Desconsideração da personalidade jurídica
A personalidade jurídica é um atributo ficto criado pelo direito que impõe a observância das normas jurídicas.
Quando subvertida a personalidade jurídica atribuída pelo direito, pode ser pelo mesmo transitoriamente desconsiderada. Esta situação excepcional ocorrerá quando a autonomia patrimonial for usada para acobertar práticas fraudulentas dos sócios.
A teoria não faz desaparecer a pessoa jurídica e tem por finalidade coibir a malícia e os abusos dos sócios que buscam transformar a sociedade em instrumento para a prática de atos ilícitos.
Simples indícios ou presunção, inadimplência ou insuficiência patrimonial da sociedade, não basta para ensejar a desconsideração da personalidade jurídica; reclama-se a ocorrência de práticas ilegais ou de atos fraudulentos.
A medida deve ser aplica com cautela, evitando-se o risco de destruir o instituto da pessoa jurídica e lesionar os direitos dos sócios.
O Código Civil de 1916 não regulava o assunto. Assim, com a intenção de impedir que a personificação jurídica fosse instrumento para assegurar a impunidade de atos sociais fraudulentos, a jurisprudência passou a adotar a teoria da “desconsideração da personalidade jurídica”, possibilitando a responsabilização direta e ilimitada do sócio por obrigação que, em princípio, era da sociedade. Um exemplo: numa execução, o desaparecimento de bens da sociedade ou sua negociação de forma irregular; constatando-se a ocorrência de fraude, pode o juiz desconsiderar a personalidade jurídica da sociedade, determinando a penhora de bens dos sócios para satisfazer as obrigações sociais.

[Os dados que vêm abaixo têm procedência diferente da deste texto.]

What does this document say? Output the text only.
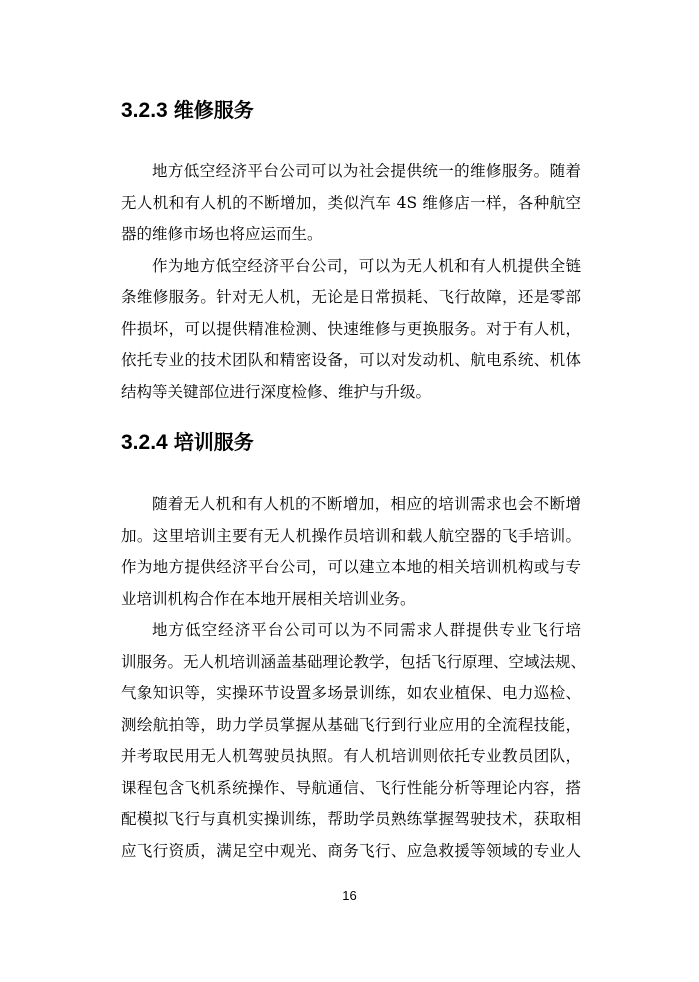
3.2.3 维修服务
地方低空经济平台公司可以为社会提供统一的维修服务。随着
无人机和有人机的不断增加，类似汽车 4S 维修店一样，各种航空
器的维修市场也将应运而生。
作为地方低空经济平台公司，可以为无人机和有人机提供全链
条维修服务。针对无人机，无论是日常损耗、飞行故障，还是零部
件损坏，可以提供精准检测、快速维修与更换服务。对于有人机，
依托专业的技术团队和精密设备，可以对发动机、航电系统、机体
结构等关键部位进行深度检修、维护与升级。
3.2.4 培训服务
随着无人机和有人机的不断增加，相应的培训需求也会不断增
加。这里培训主要有无人机操作员培训和载人航空器的飞手培训。
作为地方提供经济平台公司，可以建立本地的相关培训机构或与专
业培训机构合作在本地开展相关培训业务。
地方低空经济平台公司可以为不同需求人群提供专业飞行培
训服务。无人机培训涵盖基础理论教学，包括飞行原理、空域法规、
气象知识等，实操环节设置多场景训练，如农业植保、电力巡检、
测绘航拍等，助力学员掌握从基础飞行到行业应用的全流程技能，
并考取民用无人机驾驶员执照。有人机培训则依托专业教员团队，
课程包含飞机系统操作、导航通信、飞行性能分析等理论内容，搭
配模拟飞行与真机实操训练，帮助学员熟练掌握驾驶技术，获取相
应飞行资质，满足空中观光、商务飞行、应急救援等领域的专业人
16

De certa forma o Código Tributário Nacional já trouxera, em seu art. 135, III, o embrião da teoria ao atribuir responsabilidade aos diretores, gerentes ou representantes de pessoas jurídicas de direito privado pelos créditos correspondentes a obrigações tributárias resultantes de atos praticados com excesso de poderes ou infração de lei, contrato social ou estatutos.
A teoria entrou para o Direito positivo brasileiro no Código de Defesa do Consumidor, Lei N° 8.078, de 11.09.1990, que assim dispôs:
“Art. 28. O juiz poderá desconsiderar a pessoa jurídica da sociedade quando, em detrimento do consumidor, houver abuso de direito, excesso de poder, infração da lei, fato ou ato ilícito ou violação dos estatutos ou contrato social. A desconsideração também poderá ser efetivada quando houver falência, estado de insolvência, encerramento ou inatividade da pessoa jurídica provocados por má administração.”
E por último o Diploma Civil de 2002 abarcou parcialmente a teoria da desconsideração da personalidade jurídica, regulando a hipótese de abuso da personalidade jurídica, caracterizada pelo desvio de finalidade ou pela confusão patrimonial, como dispôs em seu artigo 50:
“Art. 50. Em caso de abuso de personalidade jurídica, caracterizado pelo desvio de finalidade, ou pela confusão patrimonial, pode o juiz decidir, a requerimento da parte, ou do Ministério Público quando lhe couber intervir no processo, que os efeitos de certas e determinadas relações de obrigações sejam estendidos aos bens particulares dos administradores ou sócios da pessoa jurídica.”